Onitsuka Tiger Has Entered The Perfume Market
The Japanese shoe house has launched four new scents
Often times, sneaker brands launching perfumes is usually where taste goes to die. Yeah, you’ve seen them – loud bottles, scents that belong in the room freshener category or smell like a duty free aisle at 2 a.m.
So, of course, when Onitsuka Tiger announced its foraying into the perfume business, we pay attention.

First things first.
Onitsuka Tiger isn’t some overnight hype factory — it’s old enough to be your dad’s dad’s sneaker. Founded in Kobe in 1949 by Kihachiro Onitsuka with the earnest idea that sports can change lives, it initially made basketball shoes long before “athleisure” had a name. It wound up shaping a whole chunk of modern sneaker culture, so much so that the company evolved into ASICS in the late ’70s and the Tiger label drifted into heritage territory.
But here’s where it gets cinematic: the model that really made the brand wasn’t a new tech runner or a collab with some buzzy influencer. It was the Mexico 66. Released ahead of the 1968 Olympics, it featured those now-iconic tiger stripes — a design that transcended athletic utilitarianism and seeped into pop culture after Bruce Lee wore a lookalike in Game of Death, then Uma Thurman gave it cult credibility in Kill Bill.
In India, the story is similar: the sneaker culture that once swung between Nike and Adidas has been broadening over the last few years. Onitsuka Tiger opened its first standalone stores in key cities years ago, planting the flag for people who want different in the oversaturated sneaker market.
Trainers are moving away from chunky, logo-drunk designs and back toward timeless classics. Industry trend reports for 2025 flagged Onitsuka Tiger’s retro silhouettes alongside other comfort-meets-design staples as officially in.
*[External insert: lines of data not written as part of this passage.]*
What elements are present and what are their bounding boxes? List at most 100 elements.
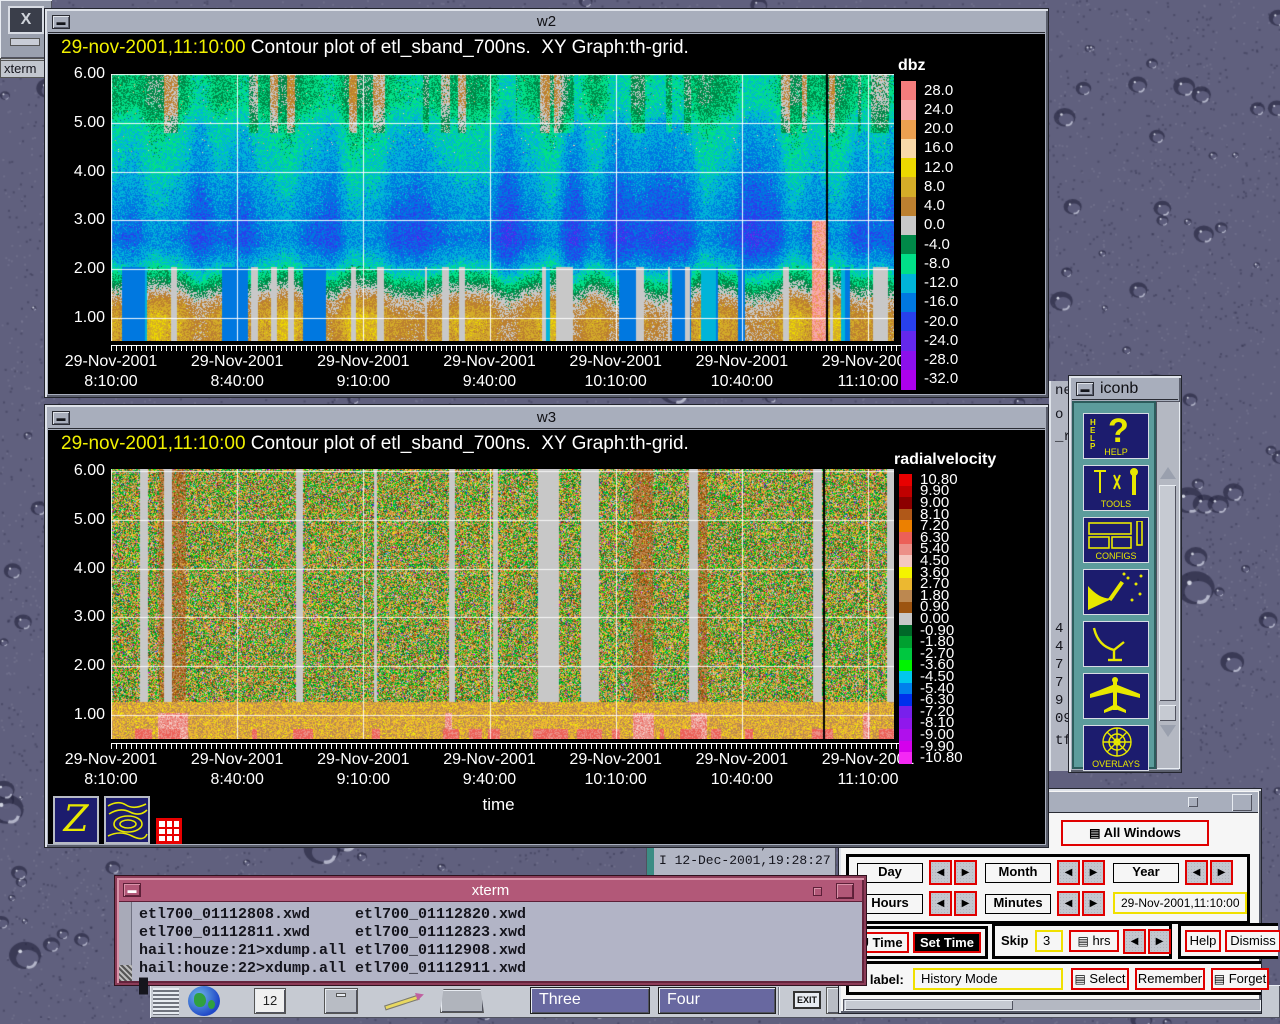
iconbar-scrollbar[interactable] [1156, 401, 1180, 769]
xterm-minimize-icon[interactable]: ▬ [123, 883, 141, 897]
w2-colorbar-segment [901, 177, 916, 197]
iconbar-button-radar[interactable] [1083, 569, 1149, 615]
iconbar-button-aircraft[interactable] [1083, 673, 1149, 719]
iconbar-button-overlays[interactable]: OVERLAYS [1083, 725, 1149, 771]
w3-titlebar[interactable]: ▬ w3 [48, 408, 1045, 429]
zebra-logo-icon[interactable]: Z [53, 796, 99, 844]
w3-x-tick-date: 29-Nov-2001 [305, 751, 421, 769]
w2-colorbar-segment [901, 370, 916, 390]
contour-plot-icon[interactable] [104, 796, 150, 844]
xterm-maximize-icon[interactable] [836, 883, 854, 899]
skip-value-field[interactable]: 3 [1035, 930, 1063, 952]
w3-colorbar-segment [899, 625, 912, 637]
w2-minimize-icon[interactable]: ▬ [52, 15, 70, 29]
w3-colorbar-segment [899, 660, 912, 672]
iconbar-minimize-icon[interactable]: ▬ [1076, 382, 1094, 396]
scroll-down-icon[interactable] [1160, 725, 1176, 737]
menu-doc-icon: ▤ [1074, 974, 1085, 984]
select-button[interactable]: ▤ Select [1071, 968, 1129, 990]
w3-colorbar-segment [899, 474, 912, 486]
w3-colorbar-label: -10.80 [920, 750, 963, 765]
w3-x-tick-date: 29-Nov-2001 [684, 751, 800, 769]
hours-next-button[interactable]: ▶ [954, 891, 977, 916]
w2-content: 29-nov-2001,11:10:00 Contour plot of etl… [48, 34, 1045, 394]
log-line: I 12-Dec-2001,19:28:27 [659, 853, 831, 869]
datetime-group: Day ◀ ▶ Month ◀ ▶ Year ◀ ▶ Hours ◀ ▶ Min… [846, 854, 1250, 924]
menu-doc-icon: ▤ [1077, 936, 1088, 946]
w3-colorbar-segment [899, 486, 912, 498]
xterm-scrollbar[interactable] [119, 902, 132, 981]
w2-y-tick-label: 2.00 [48, 260, 105, 278]
year-button[interactable]: Year [1113, 863, 1179, 883]
w3-colorbar-segment [899, 497, 912, 509]
w3-y-tick-label: 5.00 [48, 511, 105, 529]
year-prev-button[interactable]: ◀ [1185, 860, 1208, 885]
iconbar-button-configs[interactable]: CONFIGS [1083, 517, 1149, 563]
w3-x-tick-date: 29-Nov-2001 [53, 751, 169, 769]
w3-y-tick-label: 3.00 [48, 608, 105, 626]
terminal-cursor[interactable]: █ [139, 978, 860, 996]
w3-colorbar-segment [899, 578, 912, 590]
w3-x-tick-time: 8:10:00 [66, 771, 156, 789]
hscrollbar-thumb[interactable] [845, 1000, 1013, 1010]
all-windows-button[interactable]: ▤ All Windows [1061, 820, 1209, 846]
titlebar-dot-icon[interactable] [1188, 797, 1198, 807]
help-button[interactable]: Help [1185, 930, 1221, 952]
iconbar-button-help[interactable]: HELP?HELP [1083, 413, 1149, 459]
grid-tool-icon[interactable] [156, 818, 182, 844]
iconbar-button-antenna[interactable] [1083, 621, 1149, 667]
skip-forward-button[interactable]: ▶ [1148, 929, 1171, 954]
set-time-button[interactable]: Set Time [913, 932, 981, 953]
iconbar-button-tools[interactable]: TOOLS [1083, 465, 1149, 511]
minutes-next-button[interactable]: ▶ [1082, 891, 1105, 916]
minutes-prev-button[interactable]: ◀ [1057, 891, 1080, 916]
sliver-text-fragment: 4 [1055, 639, 1063, 655]
day-prev-button[interactable]: ◀ [929, 860, 952, 885]
w2-colorbar-segment [901, 331, 916, 351]
w2-colorbar-segment [901, 197, 916, 217]
w3-minimize-icon[interactable]: ▬ [52, 411, 70, 425]
skip-label: Skip [1001, 933, 1028, 948]
xterm-titlebar[interactable]: ▬ xterm [119, 880, 862, 902]
w3-colorbar-segment [899, 729, 912, 741]
scroll-up-icon[interactable] [1160, 467, 1176, 479]
xterm-dot-icon[interactable] [813, 887, 822, 896]
xterm-terminal[interactable]: etl700_01112808.xwd etl700_01112820.xwde… [139, 906, 860, 981]
day-button[interactable]: Day [857, 863, 923, 883]
w2-titlebar[interactable]: ▬ w2 [48, 12, 1045, 33]
w2-colorbar-segment [901, 100, 916, 120]
w3-x-tick-date: 29-Nov-2001 [558, 751, 674, 769]
forget-button[interactable]: ▤ Forget [1211, 968, 1269, 990]
maximize-icon[interactable] [1232, 794, 1252, 811]
w3-x-tick-time: 9:40:00 [445, 771, 535, 789]
w2-colorbar-label: 24.0 [924, 102, 953, 117]
month-button[interactable]: Month [985, 863, 1051, 883]
skip-back-button[interactable]: ◀ [1123, 929, 1146, 954]
scrollbar-thumb[interactable] [1159, 485, 1176, 701]
skip-units-button[interactable]: ▤ hrs [1069, 930, 1119, 952]
menu-doc-icon: ▤ [1214, 974, 1225, 984]
time-value-field[interactable]: 29-Nov-2001,11:10:00 [1113, 892, 1247, 914]
hours-prev-button[interactable]: ◀ [929, 891, 952, 916]
w2-x-tick-date: 29-Nov-2001 [558, 353, 674, 371]
iconbar-button-tools-label: TOOLS [1084, 499, 1148, 509]
w2-plot-canvas[interactable] [111, 74, 894, 341]
dismiss-button[interactable]: Dismiss [1225, 930, 1280, 952]
remember-button[interactable]: Remember [1135, 968, 1205, 990]
w2-x-tick-time: 10:40:00 [697, 373, 787, 391]
month-prev-button[interactable]: ◀ [1057, 860, 1080, 885]
month-next-button[interactable]: ▶ [1082, 860, 1105, 885]
label-value-field[interactable]: History Mode [913, 968, 1063, 990]
minutes-button[interactable]: Minutes [985, 894, 1051, 914]
w3-colorbar-segment [899, 544, 912, 556]
day-next-button[interactable]: ▶ [954, 860, 977, 885]
iconbar-titlebar[interactable]: ▬ iconb [1072, 379, 1178, 400]
year-next-button[interactable]: ▶ [1210, 860, 1233, 885]
w3-plot-canvas[interactable] [111, 469, 894, 739]
time-control-hscrollbar[interactable] [843, 999, 1261, 1011]
w2-x-tick-time: 8:10:00 [66, 373, 156, 391]
skip-group: Skip 3 ▤ hrs ◀ ▶ [992, 923, 1172, 959]
iconbar-button-help-label: HELP [1084, 447, 1148, 457]
hours-button[interactable]: Hours [857, 894, 923, 914]
w3-x-tick-time: 9:10:00 [318, 771, 408, 789]
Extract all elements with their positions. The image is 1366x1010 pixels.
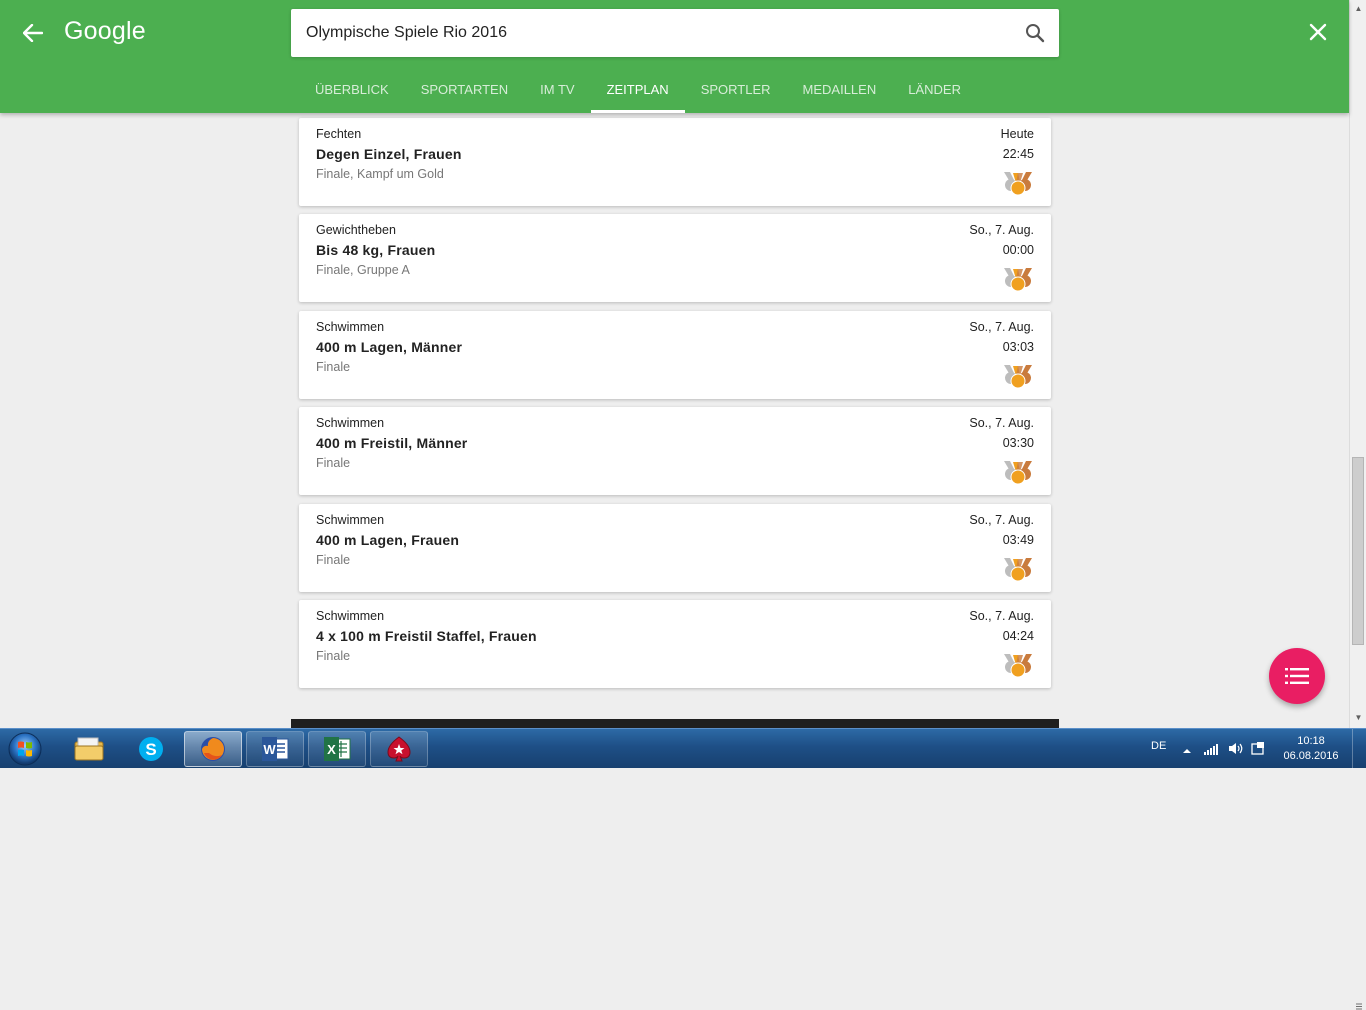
event-card[interactable]: Fechten Degen Einzel, Frauen Finale, Kam…	[299, 118, 1051, 206]
action-center-icon[interactable]	[1251, 742, 1265, 760]
event-title: 400 m Lagen, Frauen	[316, 532, 460, 548]
search-input[interactable]	[306, 9, 1006, 57]
scroll-down-icon[interactable]: ▼	[1353, 712, 1364, 723]
firefox-icon[interactable]	[184, 731, 242, 767]
grip-icon	[1356, 1003, 1362, 1010]
pokerstars-icon[interactable]	[370, 731, 428, 767]
event-card[interactable]: Schwimmen 400 m Freistil, Männer Finale …	[299, 407, 1051, 495]
google-logo[interactable]: Google	[64, 17, 146, 46]
event-date: So., 7. Aug.	[969, 320, 1034, 334]
skype-icon[interactable]: S	[122, 731, 180, 767]
event-round: Finale, Gruppe A	[316, 263, 410, 277]
event-date: So., 7. Aug.	[969, 609, 1034, 623]
list-view-button[interactable]	[1269, 648, 1325, 704]
event-date: So., 7. Aug.	[969, 223, 1034, 237]
event-date: So., 7. Aug.	[969, 513, 1034, 527]
app-header: Google ÜBERBLICK SPORTARTEN IM TV ZEITPL…	[0, 0, 1349, 113]
search-box	[291, 9, 1059, 57]
event-sport: Schwimmen	[316, 320, 385, 334]
svg-text:X: X	[327, 742, 336, 757]
event-sport: Schwimmen	[316, 513, 385, 527]
tab-im-tv[interactable]: IM TV	[524, 67, 590, 113]
event-time: 03:03	[1002, 340, 1034, 354]
medal-icon	[1002, 459, 1034, 485]
back-arrow-icon[interactable]	[20, 20, 46, 46]
system-clock[interactable]: 10:18 06.08.2016	[1280, 734, 1342, 764]
tab-medaillen[interactable]: MEDAILLEN	[787, 67, 893, 113]
event-time: 03:49	[1002, 533, 1034, 547]
event-card[interactable]: Schwimmen 400 m Lagen, Frauen Finale So.…	[299, 504, 1051, 592]
tab-laender[interactable]: LÄNDER	[892, 67, 977, 113]
windows-taskbar: S W X DE 10:18 06.08.2016	[0, 728, 1366, 769]
search-icon[interactable]	[1023, 21, 1047, 45]
event-round: Finale	[316, 649, 351, 663]
event-card[interactable]: Schwimmen 400 m Lagen, Männer Finale So.…	[299, 311, 1051, 399]
show-desktop-button[interactable]	[1352, 729, 1366, 769]
file-explorer-icon[interactable]	[60, 731, 118, 767]
svg-text:S: S	[145, 740, 156, 759]
event-title: 400 m Lagen, Männer	[316, 339, 463, 355]
excel-icon[interactable]: X	[308, 731, 366, 767]
event-sport: Schwimmen	[316, 609, 385, 623]
event-round: Finale	[316, 360, 351, 374]
event-round: Finale	[316, 553, 351, 567]
event-title: Degen Einzel, Frauen	[316, 146, 462, 162]
medal-icon	[1002, 266, 1034, 292]
tab-sportarten[interactable]: SPORTARTEN	[405, 67, 524, 113]
event-sport: Schwimmen	[316, 416, 385, 430]
volume-icon[interactable]	[1228, 742, 1244, 760]
clock-date: 06.08.2016	[1283, 750, 1339, 762]
event-time: 04:24	[1002, 629, 1034, 643]
network-signal-icon[interactable]	[1203, 742, 1219, 760]
event-card[interactable]: Schwimmen 4 x 100 m Freistil Staffel, Fr…	[299, 600, 1051, 688]
svg-text:W: W	[263, 742, 276, 757]
vertical-scrollbar[interactable]: ▲ ▼	[1349, 0, 1366, 1010]
event-sport: Fechten	[316, 127, 362, 141]
language-indicator[interactable]: DE	[1151, 740, 1166, 752]
event-sport: Gewichtheben	[316, 223, 396, 237]
scroll-up-icon[interactable]: ▲	[1353, 3, 1364, 14]
medal-icon	[1002, 652, 1034, 678]
medal-icon	[1002, 556, 1034, 582]
start-orb-icon[interactable]	[6, 731, 44, 767]
event-title: 400 m Freistil, Männer	[316, 435, 468, 451]
event-title: Bis 48 kg, Frauen	[316, 242, 436, 258]
tab-ueberblick[interactable]: ÜBERBLICK	[299, 67, 405, 113]
tab-zeitplan[interactable]: ZEITPLAN	[590, 67, 685, 113]
show-hidden-icons-icon[interactable]	[1183, 742, 1191, 760]
event-date: So., 7. Aug.	[969, 416, 1034, 430]
event-card[interactable]: Gewichtheben Bis 48 kg, Frauen Finale, G…	[299, 214, 1051, 302]
event-time: 03:30	[1002, 436, 1034, 450]
word-icon[interactable]: W	[246, 731, 304, 767]
category-tabs: ÜBERBLICK SPORTARTEN IM TV ZEITPLAN SPOR…	[299, 67, 977, 113]
medal-icon	[1002, 170, 1034, 196]
event-time: 22:45	[1002, 147, 1034, 161]
event-date: Heute	[1000, 127, 1034, 141]
clock-time: 10:18	[1297, 735, 1325, 747]
medal-icon	[1002, 363, 1034, 389]
event-time: 00:00	[1002, 243, 1034, 257]
event-round: Finale, Kampf um Gold	[316, 167, 444, 181]
close-icon[interactable]	[1306, 20, 1330, 44]
event-title: 4 x 100 m Freistil Staffel, Frauen	[316, 628, 537, 644]
tab-sportler[interactable]: SPORTLER	[685, 67, 787, 113]
event-round: Finale	[316, 456, 351, 470]
scroll-thumb[interactable]	[1352, 457, 1364, 1010]
list-icon	[1285, 668, 1309, 684]
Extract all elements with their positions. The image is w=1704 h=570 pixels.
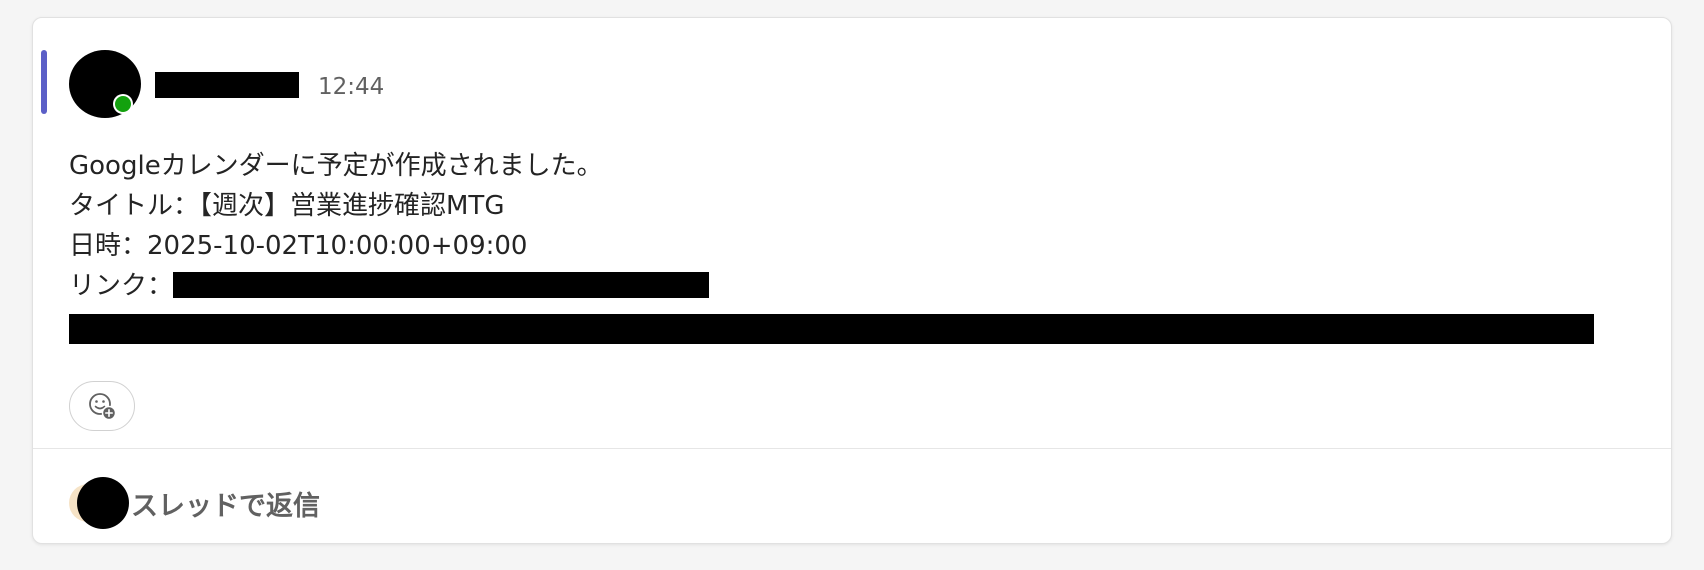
message-line: 日時：2025-10-02T10:00:00+09:00 [69, 231, 528, 261]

And even more so, over the last few years, the brand has been inching away from “cool sneaker brand” into something closer to a fashion house: Paris runway shows, architectural flagships, a Matthew Williams-era Givenchy collaboration. The brand has been rewriting itself as a lifestyle label.

So maybe, that quiet confidence is exactly why, decades after its birth, it’s not just surviving but thriving — and now sniffing around fragrance.
The brand has launched four Eau de Parfums, all developed in-house and produced in Grasse, France. And there are four scents.
“One” opens green and crisp—mint, citrus, white florals—before grounding itself in leather and woods. Two is introverted: soft citrus, incense, musk, sandalwood. Three is warm and textured—orange, violet, spice, smoky woods. And finally, four starts sharp with peppermint and bergamot, cuts through nutmeg and absinthe, and settles into vanilla and vetiver: fresh and spicy.
All four come in 100 ml bottles and are crafted in Grasse, with the brand even documenting the factory process.
But the real question isn’t whether these scents are “good.” Plenty of luxury perfumes are technically excellent and still vanish into the beige blur of airport duty-free. The question is whether Onitsuka can do in fragrance what it did in footwear.
Will these perfumes become the Mexico 66 of scent? Or will they slip politely into the long line of fashion houses trying to foray into something they shouldn’t have?
Well, as they say, only time will tell.